New Haven, Conn.: Yale researchers were among the first to identify ketamine – a drug best known for its use by club goers for its hallucinogenic effects—as a promising therapy for patients with treatment-resistant depression and anxiety. The finding was a major discovery that revealed a new pathway for treating these neuropsychiatric disorders. Rather than acting on the brain’s levels of serotonin, norepinephrine and dopamine as other mood and anxiety drugs do, ketamine worked on regulating levels of a neurotransmitter called glutamate. “It’s a completely different approach,” says Gerard Sanacora, professor of psychiatry and director of the Yale Depression Research Program. “It’s an all-purpose approach that’s physiologically-based across diagnostic categories.”

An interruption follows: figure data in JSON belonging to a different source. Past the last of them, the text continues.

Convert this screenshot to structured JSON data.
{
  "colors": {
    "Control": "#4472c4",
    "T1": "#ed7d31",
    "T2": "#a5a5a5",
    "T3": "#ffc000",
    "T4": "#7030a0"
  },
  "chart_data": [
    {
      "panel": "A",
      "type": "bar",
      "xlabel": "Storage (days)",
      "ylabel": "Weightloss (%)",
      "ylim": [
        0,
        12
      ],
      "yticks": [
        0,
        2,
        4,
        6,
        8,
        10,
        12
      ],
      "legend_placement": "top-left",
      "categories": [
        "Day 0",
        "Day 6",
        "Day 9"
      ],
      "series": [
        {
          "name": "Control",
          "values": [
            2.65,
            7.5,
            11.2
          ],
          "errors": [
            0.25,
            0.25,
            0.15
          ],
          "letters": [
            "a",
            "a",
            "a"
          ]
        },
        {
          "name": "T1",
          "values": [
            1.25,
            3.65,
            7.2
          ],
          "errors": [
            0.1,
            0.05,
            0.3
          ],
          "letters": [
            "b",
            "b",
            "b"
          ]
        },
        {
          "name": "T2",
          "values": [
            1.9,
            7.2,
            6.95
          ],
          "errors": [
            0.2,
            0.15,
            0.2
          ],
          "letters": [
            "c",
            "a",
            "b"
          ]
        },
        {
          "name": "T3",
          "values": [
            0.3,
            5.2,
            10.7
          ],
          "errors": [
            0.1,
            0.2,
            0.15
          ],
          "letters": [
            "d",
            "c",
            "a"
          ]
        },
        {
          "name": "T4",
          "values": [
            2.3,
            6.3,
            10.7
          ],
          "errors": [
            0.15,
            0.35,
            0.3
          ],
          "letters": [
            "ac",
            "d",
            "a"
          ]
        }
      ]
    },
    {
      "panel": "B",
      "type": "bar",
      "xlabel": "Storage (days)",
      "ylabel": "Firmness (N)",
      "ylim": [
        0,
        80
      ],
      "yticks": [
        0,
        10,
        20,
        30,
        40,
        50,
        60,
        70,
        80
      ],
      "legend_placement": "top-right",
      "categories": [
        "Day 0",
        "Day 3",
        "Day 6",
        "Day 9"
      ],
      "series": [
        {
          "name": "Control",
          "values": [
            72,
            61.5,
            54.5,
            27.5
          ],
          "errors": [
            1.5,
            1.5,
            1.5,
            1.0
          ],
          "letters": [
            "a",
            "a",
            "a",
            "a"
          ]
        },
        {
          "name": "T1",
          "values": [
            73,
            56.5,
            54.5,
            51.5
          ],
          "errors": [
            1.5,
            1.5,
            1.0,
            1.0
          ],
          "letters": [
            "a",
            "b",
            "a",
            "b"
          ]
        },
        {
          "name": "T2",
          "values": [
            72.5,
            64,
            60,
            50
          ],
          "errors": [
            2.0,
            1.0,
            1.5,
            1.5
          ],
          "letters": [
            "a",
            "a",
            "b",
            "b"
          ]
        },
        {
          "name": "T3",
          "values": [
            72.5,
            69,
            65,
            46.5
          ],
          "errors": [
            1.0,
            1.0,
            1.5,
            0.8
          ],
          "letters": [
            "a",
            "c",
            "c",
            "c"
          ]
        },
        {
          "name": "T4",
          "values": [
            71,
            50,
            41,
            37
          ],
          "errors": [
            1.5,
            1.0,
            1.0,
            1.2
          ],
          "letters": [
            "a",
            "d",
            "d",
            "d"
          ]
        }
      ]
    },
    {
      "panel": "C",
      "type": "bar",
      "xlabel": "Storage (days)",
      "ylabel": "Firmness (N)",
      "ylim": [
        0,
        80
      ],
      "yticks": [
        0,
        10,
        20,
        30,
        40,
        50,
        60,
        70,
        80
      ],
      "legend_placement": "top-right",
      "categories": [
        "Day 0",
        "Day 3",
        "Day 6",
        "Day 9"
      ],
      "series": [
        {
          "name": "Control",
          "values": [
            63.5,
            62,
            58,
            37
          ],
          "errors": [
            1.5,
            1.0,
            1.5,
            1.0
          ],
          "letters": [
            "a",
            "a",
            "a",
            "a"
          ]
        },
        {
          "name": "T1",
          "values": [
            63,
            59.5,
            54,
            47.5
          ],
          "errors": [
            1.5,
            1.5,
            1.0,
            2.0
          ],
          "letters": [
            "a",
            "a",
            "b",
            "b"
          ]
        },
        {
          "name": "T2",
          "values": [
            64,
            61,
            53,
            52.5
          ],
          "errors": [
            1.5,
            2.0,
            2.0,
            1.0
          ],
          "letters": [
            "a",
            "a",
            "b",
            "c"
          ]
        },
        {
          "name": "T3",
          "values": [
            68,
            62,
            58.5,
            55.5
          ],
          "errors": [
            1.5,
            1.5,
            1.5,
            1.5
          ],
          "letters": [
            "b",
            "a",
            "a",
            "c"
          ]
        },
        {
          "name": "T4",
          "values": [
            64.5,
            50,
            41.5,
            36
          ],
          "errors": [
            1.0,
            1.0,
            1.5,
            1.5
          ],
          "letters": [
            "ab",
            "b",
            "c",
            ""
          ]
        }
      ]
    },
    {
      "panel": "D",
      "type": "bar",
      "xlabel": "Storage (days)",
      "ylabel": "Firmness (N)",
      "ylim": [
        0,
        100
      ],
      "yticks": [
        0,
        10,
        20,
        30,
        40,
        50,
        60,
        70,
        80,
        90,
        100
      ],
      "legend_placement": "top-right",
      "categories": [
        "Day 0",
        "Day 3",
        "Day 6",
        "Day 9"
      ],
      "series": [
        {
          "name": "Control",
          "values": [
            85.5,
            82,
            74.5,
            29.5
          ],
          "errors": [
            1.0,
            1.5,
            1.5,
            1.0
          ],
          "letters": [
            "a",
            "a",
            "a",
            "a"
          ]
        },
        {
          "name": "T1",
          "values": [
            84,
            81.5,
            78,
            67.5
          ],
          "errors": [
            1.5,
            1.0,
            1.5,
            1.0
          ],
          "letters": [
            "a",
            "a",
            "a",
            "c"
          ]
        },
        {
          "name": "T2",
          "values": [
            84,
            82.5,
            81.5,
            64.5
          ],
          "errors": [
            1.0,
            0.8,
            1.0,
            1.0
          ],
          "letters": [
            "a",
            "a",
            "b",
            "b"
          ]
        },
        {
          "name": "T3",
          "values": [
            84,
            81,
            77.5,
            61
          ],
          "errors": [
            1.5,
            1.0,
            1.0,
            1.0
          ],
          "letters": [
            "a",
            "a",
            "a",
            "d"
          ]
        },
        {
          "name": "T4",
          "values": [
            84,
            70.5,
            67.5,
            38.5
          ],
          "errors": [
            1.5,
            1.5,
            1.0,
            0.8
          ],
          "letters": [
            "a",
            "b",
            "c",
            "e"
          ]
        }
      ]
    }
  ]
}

Having witnessed successful results using ketamine on depressed patients, Sanacora, along with colleagues John Krystal, chair of the Department of Psychiatry at Yale and Chief of Psychiatry at Yale New Haven Hospital and Vlad Coric, associate clinical professor of psychiatry at Yale, turned to the Yale Office of Cooperative Research (OCR) to file the necessary patents and begin the process of translating their research into new therapies. What emerged last year was the startup BioHaven Pharmaceutical Holding Company, Ltd, a company dedicated to developing a new generation of drugs for treating anxiety and depression by regulating glutamate.
The company received an initial $3.5 million investment from Portage Biotech Inc. to advance product development in early January. This will enable BioHaven to raise the additional capital to fund the subsequent clinical efficacy trials.
Regulating glutamate is a delicate process – too much is toxic, too little results in behavior problems. Sanacora has developed a novel method of measuring glutamate using magnetic resonance spectrometry (MRS)—a scanning device that is similar to an MRI but is used to measure chemical concentrations. That makes it easier for the researchers to get an immediate understanding of the therapeutic dose range at which patients may best respond to treatment.
The scientists have seen compelling results in patients with treatment-resistant anxiety and depression. “When we give patients one dose of the NMDA antagonist ketamine, we see an antidepressant effect in one to three hours,” Coric says. “Other treatments can take up to four weeks to work.” BioHaven will leverage Yale’s expertise in the glutamatergic space and take new formulations of glutamate modulating agents into Sanacora’s MRS studies to find the optimal dosage with minimal side effects.
Pfizer veteran and Portage CEO Declan Doogan is serving as executive chairman of BioHaven. “We have access to top talent and compounds with known safety profiles to be reformulated for the clinic,” Doogan says. “This will allow us to go into Phase II and Phase III trials. Our goal is to have these new drugs characterized in two to three years.”
The startup’s R&D efforts will be based in New Haven to be close to the scientific founders and a vibrant scientific community. “At OCR, we’re constantly working to create a critical mass of biotech companies, to enable people committed to the biotech industry to remain in New Haven and close to the Yale community,” says David Lewin, senior associate director of licensing for OCR.